Another concern that Yankauskas raised is the recent increase in wildfire smoke in the state. When open water swimming in a group, she noted how one of their members, who has asthma, hadn’t been able to swim on days with bad air quality. In response, their practices have been moved indoors if the air quality index is high enough. 

But despite concern for water and air quality, as well as their health, both Brynn and Yankauskas keep on swimming. 

“The water really produces a giant hug and the ripples of it just wash away stuff,” Brynn said. “It’s very much like meditation or yoga where once you are one with the water and you’re swimming, those other stresses and worries, whether they’re relevant or not, they melt away.” 

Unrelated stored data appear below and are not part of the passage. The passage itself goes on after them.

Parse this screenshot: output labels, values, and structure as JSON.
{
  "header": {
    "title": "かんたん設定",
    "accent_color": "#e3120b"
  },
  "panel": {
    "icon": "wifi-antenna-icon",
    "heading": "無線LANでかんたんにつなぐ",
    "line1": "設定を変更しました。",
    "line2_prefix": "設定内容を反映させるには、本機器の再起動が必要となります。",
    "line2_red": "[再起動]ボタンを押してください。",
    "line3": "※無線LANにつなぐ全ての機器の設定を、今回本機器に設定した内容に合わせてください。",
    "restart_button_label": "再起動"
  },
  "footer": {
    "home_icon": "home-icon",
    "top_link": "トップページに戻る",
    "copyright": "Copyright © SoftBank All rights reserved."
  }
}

Brynn said she felt her relationship with nature had changed during the process of training for the English Channel, especially with the Green River Reservoir. 

“I know every tree and rock along that shoreline,” Brynn said. “You have such an appreciation for the beauty.” 

Franny Cohen is a New Hampshire resident who spends time swimming in Vermont’s natural waters. She said she feels like part of the landscape when open water swimming.

“You’re aware of the loons and the ducks in New England,” said Cohen. She called her time swimming in the Boston Harbor euphoric. 

Yankauskas recalled swimming in the Catalina Channel at night and swimming through bioluminescent organisms in the water. “It’s like shooting diamonds and lightning off your fingertips,” she said. “It’s just really beautiful.” 

Brynn said sometimes when she’s swimming she can feel fish swim under her bodies’ shade, hiding from people who are fishing in the lakes. 

These swimmers’ passion and commitment for the open waters only empowers them to communicate, educate, and inspire others to think about how important good water quality is for the planet. 

Brynn called water the resource of the future.